Toetsing
Maar er zijn de laatste tijd ontwikkelingen gaande die erop wijzen dat het met de algehele tevredenheid over dit type schadeloosstelling gedaan is. In verschillende artikelen somt Habermas de groepen op die - vaak geïnspireerd door de kritische wetenschappen - de instemming met een bepaald beleid doorzien als een schijn-consensus die met (structureel) geweld is afgedwongen, en die nu proberen de interpretatie van behoeften en rollen en de articulatie van andere behoeften en verlangens te onderwerpen aan machtsvrije praktische discussies tussen alle betrokkenen (de feministische beweging, de ecologische beweging, groepen in onderwijs, gezondheidszorg en media) - al waarschuwt hij ook tegen de gevaren van moreel rigorisme, blinde dadendrang en een irrationele cultus van het natuurlijke of het vrouwelijke die sommige van deze groepen bedreigen.

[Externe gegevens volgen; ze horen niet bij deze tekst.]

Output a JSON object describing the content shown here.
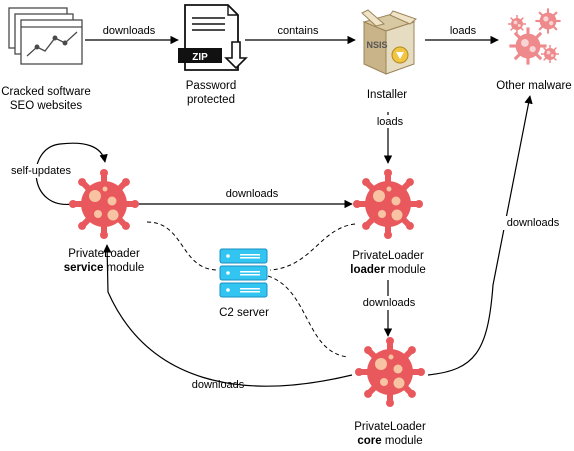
{
  "colors": {
    "virus": "#e8585c",
    "virus_dot": "#f7c3a2",
    "virus_light": "#ee8a8c",
    "server": "#33c5f2",
    "box_brown": "#b59a6a",
    "line": "#000000"
  },
  "nodes": {
    "cracked_sites": {
      "icon": "browser-chart-icon",
      "line1": "Cracked software",
      "line2": "SEO websites"
    },
    "zip": {
      "icon": "zip-file-icon",
      "badge": "ZIP",
      "line1": "Password",
      "line2": "protected"
    },
    "installer": {
      "icon": "nsis-installer-icon",
      "badge": "NSIS",
      "label": "Installer"
    },
    "other_malware": {
      "icon": "malware-cluster-icon",
      "label": "Other malware"
    },
    "service_module": {
      "icon": "virus-icon",
      "line1": "PrivateLoader",
      "bold": "service",
      "rest": " module"
    },
    "loader_module": {
      "icon": "virus-icon",
      "line1": "PrivateLoader",
      "bold": "loader",
      "rest": " module"
    },
    "core_module": {
      "icon": "virus-icon",
      "line1": "PrivateLoader",
      "bold": "core",
      "rest": " module"
    },
    "c2_server": {
      "icon": "server-icon",
      "label": "C2 server"
    }
  },
  "edges": {
    "sites_to_zip": "downloads",
    "zip_to_installer": "contains",
    "installer_to_malware": "loads",
    "installer_to_loader": "loads",
    "service_self": "self-updates",
    "service_to_loader": "downloads",
    "loader_to_core": "downloads",
    "core_to_service": "downloads",
    "core_to_malware": "downloads"
  }
}
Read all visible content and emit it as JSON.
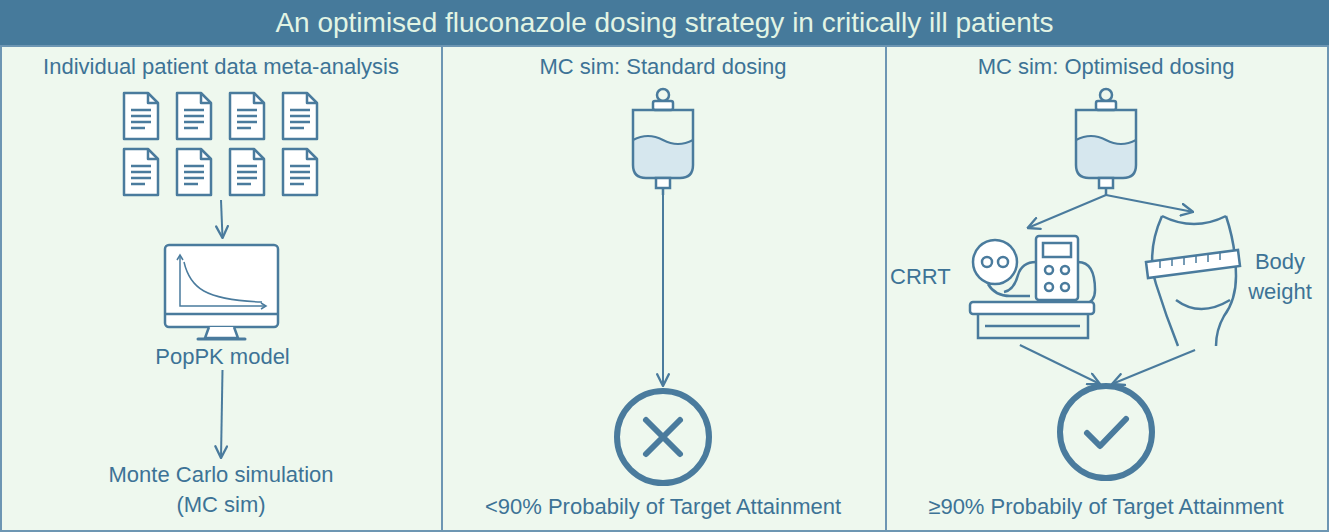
{
  "diagram": {
    "title": "An optimised fluconazole dosing strategy in critically ill patients",
    "nodes": [
      {
        "text": [
          "Individual patient data meta-analysis"
        ]
      },
      {
        "text": [
          "PopPK model"
        ]
      },
      {
        "text": [
          "Monte Carlo simulation (MC sim)"
        ]
      },
      {
        "text": [
          "MC sim: Standard dosing"
        ]
      },
      {
        "text": [
          "<90% Probabily of Target Attainment"
        ]
      },
      {
        "text": [
          "MC sim: Optimised dosing"
        ]
      },
      {
        "text": [
          "CRRT"
        ]
      },
      {
        "text": [
          "Body weight"
        ]
      },
      {
        "text": [
          "≥90% Probabily of Target Attainment"
        ]
      }
    ],
    "edges": [
      {
        "from": 0,
        "to": 1,
        "arrow": "to"
      },
      {
        "from": 1,
        "to": 2,
        "arrow": "to"
      },
      {
        "from": 3,
        "to": 4,
        "arrow": "to"
      },
      {
        "from": 5,
        "to": 6,
        "arrow": "to"
      },
      {
        "from": 5,
        "to": 7,
        "arrow": "to"
      },
      {
        "from": 6,
        "to": 8,
        "arrow": "to"
      },
      {
        "from": 7,
        "to": 8,
        "arrow": "to"
      }
    ]
  }
}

Voor de Nederlandse lezer die op de een of andere manier is geïnteresseerd in de politiek gemotiveerde sociale wetenschappen maar het werk van Habermas nog niet kent, is de verschijning van Marxisme en filosofie een ideale gelegenheid om iets van die achterstand in te halen. Naast belangrijke fragmenten uit Theorie und Praxis (1963) en Zur Rekonstruktion des Historischen Materialismus (1976) bevat het boek een uitstekende systematisch opgezette inleiding van Renè Görtzen, die vooral ook hierom zo interessant is omdat de delen waarin het werk van Habermas zoveel mogelijk chronologisch gevolgd wordt af en toe worden onderbroken door fragmenten uit gesprekken met Habermas, waarin Görtzen via zeer directe vragen probeert te toetsen wat hij eerder heeft uiteengezet.

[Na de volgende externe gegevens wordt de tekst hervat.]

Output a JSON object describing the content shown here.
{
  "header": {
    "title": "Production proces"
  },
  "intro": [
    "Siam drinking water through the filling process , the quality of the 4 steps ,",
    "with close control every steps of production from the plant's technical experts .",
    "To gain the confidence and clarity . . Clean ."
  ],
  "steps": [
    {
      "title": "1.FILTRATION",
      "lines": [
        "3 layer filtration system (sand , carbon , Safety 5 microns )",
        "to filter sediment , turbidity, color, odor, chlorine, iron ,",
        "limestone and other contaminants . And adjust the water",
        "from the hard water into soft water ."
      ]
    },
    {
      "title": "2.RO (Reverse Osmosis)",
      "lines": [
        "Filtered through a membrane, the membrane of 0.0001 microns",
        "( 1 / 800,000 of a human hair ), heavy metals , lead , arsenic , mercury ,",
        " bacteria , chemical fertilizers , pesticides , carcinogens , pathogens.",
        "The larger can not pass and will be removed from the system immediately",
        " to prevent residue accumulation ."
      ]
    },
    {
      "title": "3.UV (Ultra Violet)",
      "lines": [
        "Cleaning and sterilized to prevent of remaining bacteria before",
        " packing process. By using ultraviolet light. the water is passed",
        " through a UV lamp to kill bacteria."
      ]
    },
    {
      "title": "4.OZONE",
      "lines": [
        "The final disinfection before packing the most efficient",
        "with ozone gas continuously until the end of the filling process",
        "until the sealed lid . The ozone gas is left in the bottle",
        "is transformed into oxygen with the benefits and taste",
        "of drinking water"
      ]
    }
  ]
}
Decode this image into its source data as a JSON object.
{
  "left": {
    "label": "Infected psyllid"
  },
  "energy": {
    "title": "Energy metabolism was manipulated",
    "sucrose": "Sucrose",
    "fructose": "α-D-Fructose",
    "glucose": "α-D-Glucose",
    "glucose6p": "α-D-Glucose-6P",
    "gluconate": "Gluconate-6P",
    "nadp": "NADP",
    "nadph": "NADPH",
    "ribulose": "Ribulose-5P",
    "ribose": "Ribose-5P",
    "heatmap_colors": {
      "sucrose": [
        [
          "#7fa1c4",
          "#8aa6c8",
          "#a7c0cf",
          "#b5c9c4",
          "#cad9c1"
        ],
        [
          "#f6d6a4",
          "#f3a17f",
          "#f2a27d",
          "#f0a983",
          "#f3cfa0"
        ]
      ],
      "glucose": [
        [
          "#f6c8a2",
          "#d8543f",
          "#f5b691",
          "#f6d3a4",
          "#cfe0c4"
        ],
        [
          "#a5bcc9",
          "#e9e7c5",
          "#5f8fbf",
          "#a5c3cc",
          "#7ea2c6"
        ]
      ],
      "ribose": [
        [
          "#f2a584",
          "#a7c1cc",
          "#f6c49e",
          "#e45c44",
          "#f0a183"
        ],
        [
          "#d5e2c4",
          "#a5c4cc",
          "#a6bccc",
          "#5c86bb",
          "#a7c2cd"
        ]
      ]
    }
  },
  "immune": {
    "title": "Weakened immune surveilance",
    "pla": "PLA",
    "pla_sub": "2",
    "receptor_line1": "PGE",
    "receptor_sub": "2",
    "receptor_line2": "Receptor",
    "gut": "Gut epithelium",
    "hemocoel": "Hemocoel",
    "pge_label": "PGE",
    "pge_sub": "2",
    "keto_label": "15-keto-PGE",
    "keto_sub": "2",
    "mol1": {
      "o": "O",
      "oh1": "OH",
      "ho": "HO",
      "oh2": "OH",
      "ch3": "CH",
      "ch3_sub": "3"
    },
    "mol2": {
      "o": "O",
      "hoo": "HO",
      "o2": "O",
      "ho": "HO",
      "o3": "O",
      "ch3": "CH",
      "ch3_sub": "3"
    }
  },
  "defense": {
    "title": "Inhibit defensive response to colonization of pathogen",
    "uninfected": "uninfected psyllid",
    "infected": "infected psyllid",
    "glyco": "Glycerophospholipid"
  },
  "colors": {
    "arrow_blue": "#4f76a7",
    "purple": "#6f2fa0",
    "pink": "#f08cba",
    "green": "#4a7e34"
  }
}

Dat is vooral aan het eind van de inleiding nogal spannend. Görtzen stelt daar de hamvraag, de vraag namelijk of Habermas' poging om de vooruitgangsidee te redden nog langer realistisch is. Hij doet dat met een verwijzing naar het feit dat een goed deel van de mensheid niet in staat is de primaire levensbehoeften te bevredigen, terwijl bovendien de totale vernietiging van de mensheid door een atoomoorlog tot de mogelijkheden behoort. Maar Habermas wijst er dan op dat hij het woord ‘vooruitgang’ koppelt aan zeer formele maatschappelijke capaciteiten om de natuur te beheersen en maatschappelijke conflicten geweldloos, dus met communicatieve middelen op te lossen.

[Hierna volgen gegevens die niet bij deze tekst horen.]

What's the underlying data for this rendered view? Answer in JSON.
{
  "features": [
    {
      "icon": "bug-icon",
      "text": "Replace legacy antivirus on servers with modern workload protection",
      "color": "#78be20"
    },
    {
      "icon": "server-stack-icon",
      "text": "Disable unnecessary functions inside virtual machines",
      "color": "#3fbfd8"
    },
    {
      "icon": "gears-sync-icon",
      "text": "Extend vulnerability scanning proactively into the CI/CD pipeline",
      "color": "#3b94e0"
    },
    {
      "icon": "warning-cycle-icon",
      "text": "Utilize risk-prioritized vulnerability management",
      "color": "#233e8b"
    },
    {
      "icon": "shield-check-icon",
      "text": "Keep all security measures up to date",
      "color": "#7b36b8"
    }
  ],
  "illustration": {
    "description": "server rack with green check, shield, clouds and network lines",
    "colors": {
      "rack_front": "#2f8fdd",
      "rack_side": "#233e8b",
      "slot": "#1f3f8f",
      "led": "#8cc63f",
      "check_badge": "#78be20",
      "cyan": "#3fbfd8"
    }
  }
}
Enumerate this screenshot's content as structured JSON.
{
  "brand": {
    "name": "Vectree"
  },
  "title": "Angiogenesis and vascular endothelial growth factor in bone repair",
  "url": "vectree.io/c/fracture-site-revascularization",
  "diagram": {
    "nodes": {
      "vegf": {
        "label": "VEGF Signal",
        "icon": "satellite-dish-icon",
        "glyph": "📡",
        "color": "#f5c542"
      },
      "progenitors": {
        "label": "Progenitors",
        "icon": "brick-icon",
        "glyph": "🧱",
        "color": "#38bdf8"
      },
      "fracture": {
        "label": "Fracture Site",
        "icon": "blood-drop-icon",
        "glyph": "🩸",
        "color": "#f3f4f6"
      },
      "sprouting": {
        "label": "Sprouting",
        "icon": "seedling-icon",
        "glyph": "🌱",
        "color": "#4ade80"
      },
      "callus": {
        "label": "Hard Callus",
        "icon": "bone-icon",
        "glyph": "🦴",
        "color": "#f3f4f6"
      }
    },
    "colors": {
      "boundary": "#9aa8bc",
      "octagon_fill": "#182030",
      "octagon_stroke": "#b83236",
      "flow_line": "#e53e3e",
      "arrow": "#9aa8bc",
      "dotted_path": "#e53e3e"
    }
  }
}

Habermas' reconstructie van het historisch materialisme komt inderdaad neer op het ontwerp van een sociale evolutietheorie die - ondanks alles - vasthoudt aan tweeërlei vormen van vooruitgang, namelijk een vooruitgang in de mogelijkheden om materiële menselijke behoeften te bevredigen en een vooruitgang in het kunnen voldoen aan morele aanspraken.
In dat laatste opzicht onderscheidt Habermas zich het duidelijkst van Marx. Die geloofde namelijk slechts in een vooruitgang op het gebied van de produktiekrachten, dus in de dimensie van de cognitief-instrumentele kennis; alleen daar vonden volgens Marx leerprocessen plaats. Habermas verdedigt daarentegen de stelling dat er ook leerprocessen plaatsvinden op het gebied van de moreel-praktische kennis. Sterker nog: die laatste leerprocessen vormen in zijn sociale evolutietheorie zelfs de gangmaker van de evolutie. Uiteraard laat hij het niet bij een bewering, Habermas maakt zijn stellingen aannemelijk door een zeer uitvoerige reconstructie van de evolutie van de verschillende maatschappijformaties en hun organisatieprincipes vanaf het neolithische tijdperk tot heden.
Of Habermas met dat al nog marxist genoemd moet worden of niet, is een zinloze vraag, interessant alleen voor sectariërs die zich hoofdzakelijk bezighouden met het canoniseren van leerstellingen en het excommuniceren van ‘afwijkelingen’. Het enige wat telt, is dat Habermas' werk - althans wat mij betreft - verreweg de belangrijkste poging is die er überhaupt ooit is ondernomen om de theorie van Marx, ‘die op verschillende punten aan revisie toe is, maar die haar insprirerende kracht nog steeds niet heeft verloren’, te reconstrueren, dat wil zeggen: uit elkaar te halen en de delen in een nieuwe vorm weer samen te voegen, ‘ten einde het door die theorie gestelde doel beter te realiseren.’